Wall Street apre in calo: Nasdaq perde lo 0,53% tra tensioni USA-Iran e incertezza sui mercati tech

Redazione

24 Agosto 2026

Wall Street ha aperto in calo, trascinata da un clima di forte incertezza. Le nuove sanzioni economiche degli Stati Uniti contro l’Iran agitano i mercati, con il rischio concreto di ripercussioni sull’economia globale e, in particolare, sul settore energetico. Nel frattempo, la tensione cresce in vista dei conti trimestrali di Nvidia e Marvell Technology: i risultati di questi giganti tech potrebbero cambiare le carte in tavola. L’atmosfera è tesa, e ogni mossa sarà scrutata con attenzione.

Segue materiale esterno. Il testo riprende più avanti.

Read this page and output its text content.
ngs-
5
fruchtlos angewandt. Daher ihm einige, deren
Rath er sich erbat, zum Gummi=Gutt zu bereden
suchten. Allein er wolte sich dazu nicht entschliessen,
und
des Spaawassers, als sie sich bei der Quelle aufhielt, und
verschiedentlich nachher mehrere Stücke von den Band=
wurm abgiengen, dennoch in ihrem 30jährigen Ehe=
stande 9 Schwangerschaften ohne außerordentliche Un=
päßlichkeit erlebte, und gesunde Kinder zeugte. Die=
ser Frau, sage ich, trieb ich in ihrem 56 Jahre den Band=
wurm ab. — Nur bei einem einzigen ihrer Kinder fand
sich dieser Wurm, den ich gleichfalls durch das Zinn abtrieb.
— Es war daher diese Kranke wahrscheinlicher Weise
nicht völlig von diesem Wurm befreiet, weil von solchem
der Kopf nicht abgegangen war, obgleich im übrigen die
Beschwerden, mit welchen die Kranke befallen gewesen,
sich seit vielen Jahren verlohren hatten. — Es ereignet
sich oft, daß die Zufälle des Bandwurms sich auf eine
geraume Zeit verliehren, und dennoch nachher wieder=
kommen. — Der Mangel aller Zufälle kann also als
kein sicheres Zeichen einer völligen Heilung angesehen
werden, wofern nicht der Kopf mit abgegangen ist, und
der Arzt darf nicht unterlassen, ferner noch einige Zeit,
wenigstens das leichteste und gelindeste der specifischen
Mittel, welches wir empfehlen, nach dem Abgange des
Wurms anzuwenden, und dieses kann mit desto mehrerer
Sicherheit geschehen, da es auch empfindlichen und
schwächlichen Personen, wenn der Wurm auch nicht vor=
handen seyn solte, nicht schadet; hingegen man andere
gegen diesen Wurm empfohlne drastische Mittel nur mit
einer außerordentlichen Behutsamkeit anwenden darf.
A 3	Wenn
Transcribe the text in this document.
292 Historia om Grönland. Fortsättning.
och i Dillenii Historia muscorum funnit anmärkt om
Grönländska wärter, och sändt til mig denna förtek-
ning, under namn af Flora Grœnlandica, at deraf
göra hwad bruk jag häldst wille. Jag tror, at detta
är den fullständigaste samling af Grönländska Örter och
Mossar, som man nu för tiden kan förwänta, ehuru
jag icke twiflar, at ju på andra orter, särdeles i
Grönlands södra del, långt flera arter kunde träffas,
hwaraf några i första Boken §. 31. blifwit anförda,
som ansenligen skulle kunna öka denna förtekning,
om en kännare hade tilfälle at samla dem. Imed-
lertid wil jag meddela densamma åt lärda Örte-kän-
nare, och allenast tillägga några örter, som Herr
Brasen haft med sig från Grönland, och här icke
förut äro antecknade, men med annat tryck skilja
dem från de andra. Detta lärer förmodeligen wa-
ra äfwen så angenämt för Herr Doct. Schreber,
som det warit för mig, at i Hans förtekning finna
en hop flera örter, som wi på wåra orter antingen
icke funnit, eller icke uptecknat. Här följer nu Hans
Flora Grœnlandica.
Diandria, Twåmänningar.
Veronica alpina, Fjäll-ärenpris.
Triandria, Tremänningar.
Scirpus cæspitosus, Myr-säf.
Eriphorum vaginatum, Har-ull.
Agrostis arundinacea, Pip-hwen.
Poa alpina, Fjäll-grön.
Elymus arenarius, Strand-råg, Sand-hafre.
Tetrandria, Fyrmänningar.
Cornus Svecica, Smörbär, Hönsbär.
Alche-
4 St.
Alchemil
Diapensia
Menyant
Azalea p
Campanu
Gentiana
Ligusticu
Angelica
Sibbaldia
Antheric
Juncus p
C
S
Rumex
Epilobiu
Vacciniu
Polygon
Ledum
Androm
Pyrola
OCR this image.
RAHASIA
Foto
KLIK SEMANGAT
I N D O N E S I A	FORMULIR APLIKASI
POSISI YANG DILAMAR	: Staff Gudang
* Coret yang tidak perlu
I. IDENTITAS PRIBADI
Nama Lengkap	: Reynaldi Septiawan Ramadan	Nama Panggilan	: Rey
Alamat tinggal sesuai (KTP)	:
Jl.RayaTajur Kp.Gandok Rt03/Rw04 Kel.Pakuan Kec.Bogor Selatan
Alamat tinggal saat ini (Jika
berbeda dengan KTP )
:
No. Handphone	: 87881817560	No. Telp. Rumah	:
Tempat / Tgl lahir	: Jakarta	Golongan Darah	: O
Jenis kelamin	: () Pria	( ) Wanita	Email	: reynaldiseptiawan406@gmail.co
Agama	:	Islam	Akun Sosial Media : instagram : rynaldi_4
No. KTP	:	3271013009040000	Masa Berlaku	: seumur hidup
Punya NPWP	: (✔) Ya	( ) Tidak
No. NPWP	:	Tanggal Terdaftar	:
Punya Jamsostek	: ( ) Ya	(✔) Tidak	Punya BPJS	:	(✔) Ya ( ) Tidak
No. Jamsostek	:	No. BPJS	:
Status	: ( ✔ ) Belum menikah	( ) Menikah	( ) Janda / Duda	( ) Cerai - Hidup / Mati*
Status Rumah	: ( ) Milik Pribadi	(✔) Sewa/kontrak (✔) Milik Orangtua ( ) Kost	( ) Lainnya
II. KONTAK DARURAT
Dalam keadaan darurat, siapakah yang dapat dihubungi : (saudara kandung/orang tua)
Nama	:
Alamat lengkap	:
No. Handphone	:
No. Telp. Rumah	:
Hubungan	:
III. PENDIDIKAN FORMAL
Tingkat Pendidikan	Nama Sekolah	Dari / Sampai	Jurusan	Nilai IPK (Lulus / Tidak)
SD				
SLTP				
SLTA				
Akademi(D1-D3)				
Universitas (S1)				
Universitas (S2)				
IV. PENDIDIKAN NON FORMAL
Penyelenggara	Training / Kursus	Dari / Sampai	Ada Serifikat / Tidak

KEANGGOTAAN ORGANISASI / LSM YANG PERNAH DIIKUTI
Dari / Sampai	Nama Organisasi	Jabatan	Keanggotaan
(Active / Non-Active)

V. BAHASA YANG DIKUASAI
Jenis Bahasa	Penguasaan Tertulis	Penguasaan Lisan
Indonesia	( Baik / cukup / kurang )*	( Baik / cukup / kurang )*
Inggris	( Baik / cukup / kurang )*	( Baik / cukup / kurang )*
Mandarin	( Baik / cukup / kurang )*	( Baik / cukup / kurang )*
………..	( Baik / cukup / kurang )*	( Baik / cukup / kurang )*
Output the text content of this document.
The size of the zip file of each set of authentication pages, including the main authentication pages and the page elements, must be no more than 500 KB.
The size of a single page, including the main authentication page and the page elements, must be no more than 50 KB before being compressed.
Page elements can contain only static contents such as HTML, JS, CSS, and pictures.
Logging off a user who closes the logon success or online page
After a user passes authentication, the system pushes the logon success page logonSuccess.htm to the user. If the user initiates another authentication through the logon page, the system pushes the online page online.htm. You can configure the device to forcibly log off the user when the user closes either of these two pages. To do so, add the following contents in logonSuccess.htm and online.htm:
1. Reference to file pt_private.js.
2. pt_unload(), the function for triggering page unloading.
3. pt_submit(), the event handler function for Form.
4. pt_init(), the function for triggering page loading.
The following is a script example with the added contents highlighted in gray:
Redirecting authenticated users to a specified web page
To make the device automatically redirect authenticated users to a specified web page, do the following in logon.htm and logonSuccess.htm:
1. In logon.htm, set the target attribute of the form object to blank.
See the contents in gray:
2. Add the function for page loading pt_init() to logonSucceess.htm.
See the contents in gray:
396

Il “D-Day economico” Usa contro l’Iran spaventa i mercati

L’annuncio dell’amministrazione Trump di un “D-Day economico” contro Teheran ha subito acceso l’allarme per possibili conflitti prolungati e nuove restrizioni al commercio. Il segretario al Tesoro americano sta preparando una serie di misure mirate a colpire duramente l’economia iraniana, cercando di tagliare le risorse finanziarie a disposizione del regime. Una mossa che alza il livello dello scontro tra i due Paesi, e che ha già fatto sentire i suoi effetti sui mercati.

La reazione non si è fatta attendere: investitori e trader hanno percepito un aumento dell’incertezza, un fattore che di solito pesa molto sui listini azionari. Settori come energia e tecnologia, particolarmente sensibili alle tensioni geopolitiche, hanno risentito subito della situazione. Il rischio percepito in Medio Oriente ha spinto molti operatori a fare un passo indietro, facendo scendere i prezzi di diversi titoli.

Il petrolio cala nonostante le tensioni: cosa sta succedendo?

A sorpresa, il prezzo del greggio è sceso subito dopo l’annuncio degli Stati Uniti. Un andamento che può sembrare controintuitivo, ma che dipende da una serie di fattori intrecciati: da un lato la paura di nuove restrizioni sulle esportazioni iraniane, dall’altro le aspettative che altri Paesi produttori possano aumentare la loro produzione.

Gli operatori del settore energetico stanno seguendo con attenzione gli sviluppi delle sanzioni e il loro impatto sulle forniture globali di petrolio. La volatilità è aumentata nelle ultime ore, con forti oscillazioni che riflettono la confusione e l’incertezza del momento. Senza contare che la domanda globale resta un’incognita, appesantita dal rallentamento economico e dai timori legati alle tensioni internazionali.

Di conseguenza, molti investitori stanno riducendo la loro esposizione agli asset legati all’energia, in vista di un possibile aumento dell’instabilità geopolitica. La situazione rimane fluida e le prossime ore saranno decisive per capire come si muoverà il prezzo del petrolio.

Tecnologia sotto pressione: Nvidia e Marvell nel mirino degli investitori

In questo clima di incertezza, il settore tecnologico si prepara a una giornata chiave. Le azioni di Nvidia e Marvell Technology mostrano segnali di nervosismo, mentre gli investitori attendono con il fiato sospeso i dati trimestrali. I risultati di queste due aziende potrebbero infatti indirizzare il mercato nelle prossime settimane.

Nvidia è considerata un termometro fondamentale per il settore tech, grazie al suo ruolo di leader in campi come l’intelligenza artificiale e il gaming. Il confronto tra aspettative e numeri reali sarà decisivo per capire lo stato di salute del comparto. Qualsiasi problema nelle vendite o nei ricavi potrebbe scatenare una reazione a catena che spingerebbe al ribasso l’intero settore.

Anche Marvell Technology gioca una partita importante, soprattutto per la sua crescita nel settore dei semiconduttori e nei mercati emergenti. Gli investitori vogliono capire come l’azienda sta affrontando la pressione del mercato e la concorrenza, oltre a valutare la sua capacità di rispondere alla domanda tecnologica in un contesto in rapido cambiamento.

L’arrivo dei risultati nelle prossime ore sarà quindi un vero banco di prova, in grado di influenzare la fiducia degli investitori e indirizzare il mercato in un momento già complicato dalla situazione geopolitica.